Manny Ita –
Members of the House of Representatives have sounded the alarm over what they describe as an opaque cost burden on domestic refiners, claiming that international middlemen in London and Dubai are extracting an additional $18 per barrel for access to Nigerian crude oil. Ikenga Ugochinyere, a lawmaker representing his constituency in the House, stated that this practice is directly contributing to rising fuel prices at local petrol stations.
“Domestic refiners are being compelled to pay intermediaries abroad before they can access the crude produced in Nigeria,” Ugochinyere said. “This is an unnecessary cost that ultimately reflects in higher pump prices for our citizens.”
The legislator called on relevant federal agencies to investigate the arrangement and ensure transparency in the allocation and pricing of crude oil for local refining. “We cannot allow international intermediaries to dictate costs that Nigerians ultimately bear,” he added, emphasizing the need for a review of current supply and distribution protocols.

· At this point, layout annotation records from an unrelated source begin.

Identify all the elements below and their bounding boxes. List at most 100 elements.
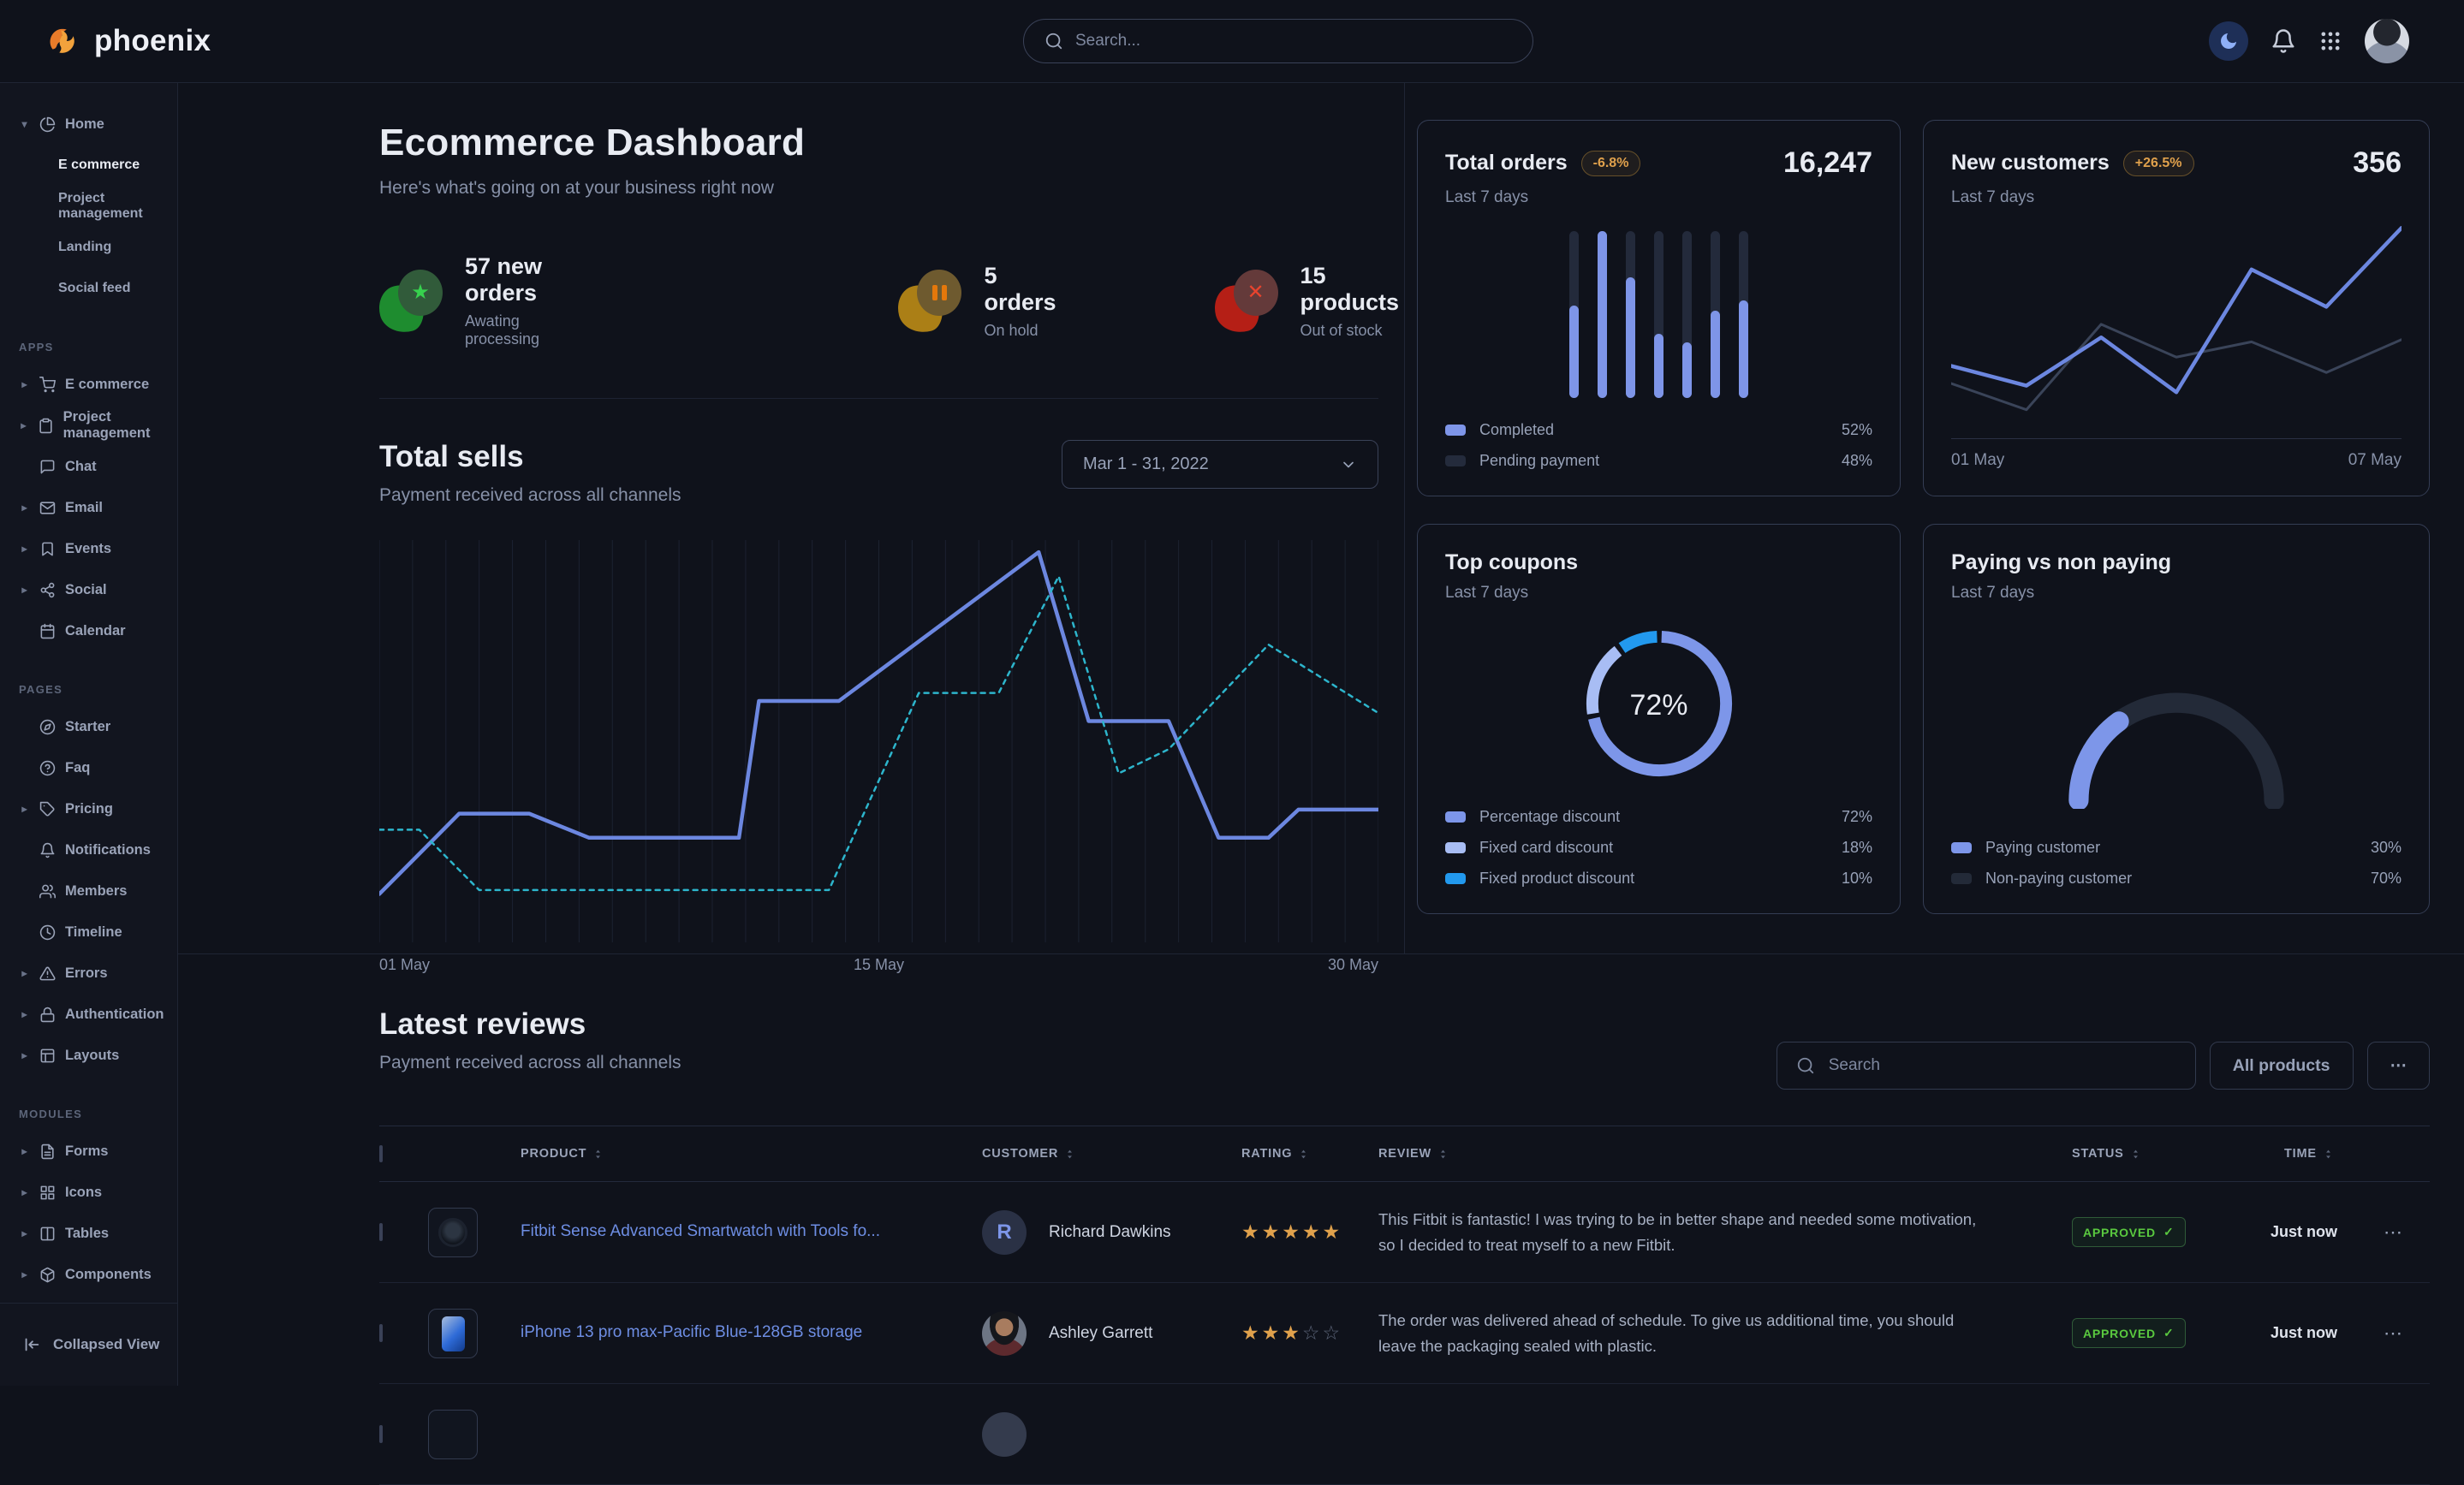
column-header-customer[interactable]: CUSTOMER bbox=[982, 1147, 1224, 1161]
stat-subtitle: On hold bbox=[984, 322, 1056, 340]
user-avatar[interactable] bbox=[2365, 19, 2409, 63]
sidebar-item-timeline[interactable]: Timeline bbox=[19, 912, 177, 953]
sidebar-item-label: Layouts bbox=[65, 1048, 119, 1064]
brand[interactable]: phoenix bbox=[43, 21, 211, 61]
column-header-product[interactable]: PRODUCT bbox=[521, 1147, 982, 1161]
sidebar-item-label: Components bbox=[65, 1267, 152, 1283]
customer-name: Ashley Garrett bbox=[1049, 1324, 1152, 1343]
sidebar-item-project-management[interactable]: ▸Project management bbox=[19, 405, 177, 446]
table-icon bbox=[39, 1226, 56, 1242]
row-more-options[interactable]: ⋯ bbox=[2372, 1322, 2430, 1345]
sidebar-item-home[interactable]: ▾ Home bbox=[19, 104, 177, 145]
sidebar-item-e-commerce[interactable]: E commerce bbox=[19, 145, 177, 186]
stat-on-hold: 5 ordersOn hold bbox=[898, 263, 1056, 340]
row-checkbox[interactable] bbox=[379, 1223, 383, 1241]
customer-name: Richard Dawkins bbox=[1049, 1223, 1171, 1242]
column-header-time[interactable]: TIME bbox=[2260, 1147, 2372, 1161]
all-products-button[interactable]: All products bbox=[2210, 1042, 2354, 1090]
more-options-button[interactable]: ⋯ bbox=[2367, 1042, 2431, 1090]
chevron-right-icon: ▸ bbox=[19, 543, 30, 555]
sidebar-item-landing[interactable]: Landing bbox=[19, 227, 177, 268]
product-link[interactable]: iPhone 13 pro max-Pacific Blue-128GB sto… bbox=[521, 1323, 896, 1341]
sidebar-item-social[interactable]: ▸Social bbox=[19, 569, 177, 610]
date-range-select[interactable]: Mar 1 - 31, 2022 bbox=[1062, 440, 1378, 489]
paying-gauge-chart bbox=[1951, 603, 2402, 839]
column-header-status[interactable]: STATUS bbox=[2055, 1147, 2260, 1161]
product-thumbnail-blank bbox=[428, 1410, 478, 1459]
total-sells-title: Total sells bbox=[379, 440, 681, 474]
calendar-icon bbox=[39, 623, 56, 639]
x-label: 15 May bbox=[854, 956, 904, 974]
row-more-options[interactable]: ⋯ bbox=[2372, 1221, 2430, 1244]
stat-text: 5 ordersOn hold bbox=[984, 263, 1056, 340]
chevron-right-icon: ▸ bbox=[19, 1145, 30, 1157]
star-empty-icon: ☆ bbox=[1323, 1322, 1343, 1344]
nine-dots-icon bbox=[2318, 29, 2342, 53]
bar-track bbox=[1598, 231, 1607, 398]
column-header-rating[interactable]: RATING bbox=[1224, 1147, 1378, 1161]
bar-fill bbox=[1569, 306, 1579, 397]
sidebar-item-e-commerce[interactable]: ▸E commerce bbox=[19, 364, 177, 405]
sidebar-home-children: E commerceProject managementLandingSocia… bbox=[19, 145, 177, 309]
notifications-button[interactable] bbox=[2271, 28, 2296, 54]
bar-track bbox=[1626, 231, 1635, 398]
chevron-right-icon: ▸ bbox=[19, 378, 30, 390]
product-link[interactable]: Fitbit Sense Advanced Smartwatch with To… bbox=[521, 1222, 914, 1240]
sidebar-item-events[interactable]: ▸Events bbox=[19, 528, 177, 569]
sidebar-item-members[interactable]: Members bbox=[19, 870, 177, 912]
row-checkbox[interactable] bbox=[379, 1324, 383, 1342]
sidebar-item-calendar[interactable]: Calendar bbox=[19, 610, 177, 651]
global-search-input[interactable] bbox=[1075, 32, 1512, 50]
sidebar-item-forms[interactable]: ▸ Forms bbox=[19, 1131, 177, 1172]
sidebar-item-social-feed[interactable]: Social feed bbox=[19, 268, 177, 309]
sidebar-item-components[interactable]: ▸ Components bbox=[19, 1254, 177, 1295]
sort-icon bbox=[2323, 1149, 2334, 1160]
collapsed-view-toggle[interactable]: Collapsed View bbox=[0, 1303, 177, 1386]
sidebar-item-label: Forms bbox=[65, 1143, 108, 1160]
legend-value: 72% bbox=[1842, 808, 1872, 826]
dashboard-right-column: Total orders -6.8% 16,247 Last 7 days Co… bbox=[1405, 83, 2464, 953]
reviews-search-input[interactable] bbox=[1829, 1056, 2176, 1075]
cell-rating: ★★★★★ bbox=[1224, 1221, 1378, 1244]
total-orders-card: Total orders -6.8% 16,247 Last 7 days Co… bbox=[1417, 120, 1901, 496]
theme-toggle-button[interactable] bbox=[2209, 21, 2248, 61]
sidebar-item-layouts[interactable]: ▸Layouts bbox=[19, 1035, 177, 1076]
bar-track bbox=[1682, 231, 1692, 398]
sidebar-item-starter[interactable]: Starter bbox=[19, 706, 177, 747]
sidebar-item-email[interactable]: ▸Email bbox=[19, 487, 177, 528]
apps-menu-button[interactable] bbox=[2318, 29, 2342, 53]
sidebar-item-label: Notifications bbox=[65, 842, 151, 858]
sidebar-item-faq[interactable]: Faq bbox=[19, 747, 177, 788]
chevron-right-icon: ▸ bbox=[19, 1268, 30, 1280]
reviews-table: PRODUCT CUSTOMER RATING REVIEW STATUS bbox=[379, 1126, 2430, 1485]
column-header-review[interactable]: REVIEW bbox=[1378, 1147, 2055, 1161]
users-icon bbox=[39, 883, 56, 900]
cell-review: The order was delivered ahead of schedul… bbox=[1378, 1308, 2055, 1358]
sidebar-item-project-management[interactable]: Project management bbox=[19, 186, 177, 227]
customer-avatar: R bbox=[982, 1210, 1027, 1255]
new-customers-chart bbox=[1951, 219, 2402, 439]
select-all-checkbox[interactable] bbox=[379, 1145, 383, 1162]
latest-reviews-subtitle: Payment received across all channels bbox=[379, 1053, 681, 1073]
row-checkbox[interactable] bbox=[379, 1425, 383, 1443]
main-content: Ecommerce Dashboard Here's what's going … bbox=[178, 83, 2464, 1386]
sidebar-item-chat[interactable]: Chat bbox=[19, 446, 177, 487]
sidebar-item-label: Errors bbox=[65, 965, 108, 982]
sidebar-item-tables[interactable]: ▸Tables bbox=[19, 1213, 177, 1254]
chevron-right-icon: ▸ bbox=[19, 1227, 30, 1239]
phoenix-logo-icon bbox=[43, 21, 82, 61]
product-link[interactable] bbox=[521, 1424, 555, 1442]
bar-track bbox=[1654, 231, 1663, 398]
sidebar-item-authentication[interactable]: ▸Authentication bbox=[19, 994, 177, 1035]
legend-swatch bbox=[1445, 455, 1466, 466]
sidebar-item-icons[interactable]: ▸Icons bbox=[19, 1172, 177, 1213]
card-title: Top coupons bbox=[1445, 550, 1578, 575]
sidebar-item-notifications[interactable]: Notifications bbox=[19, 829, 177, 870]
chevron-right-icon: ▸ bbox=[19, 584, 30, 596]
x-label: 07 May bbox=[2348, 451, 2402, 470]
sidebar-item-pricing[interactable]: ▸Pricing bbox=[19, 788, 177, 829]
sidebar-item-label: Home bbox=[65, 116, 104, 133]
sidebar-item-errors[interactable]: ▸Errors bbox=[19, 953, 177, 994]
cell-time: Just now bbox=[2260, 1223, 2372, 1241]
card-period: Last 7 days bbox=[1445, 584, 1872, 603]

Industry observers note that Nigeria’s ongoing struggles with domestic refining efficiency, coupled with such additional costs, exacerbate fuel scarcity and inflationary pressures. Ugochinyere’s disclosure has renewed calls for policy reforms aimed at reducing reliance on foreign middlemen and improving the operational viability of local refineries.
“The government must act swiftly to remove these bottlenecks and protect Nigerian consumers,” the lawmaker concluded, urging immediate legislative and executive action to safeguard the nation’s energy interests.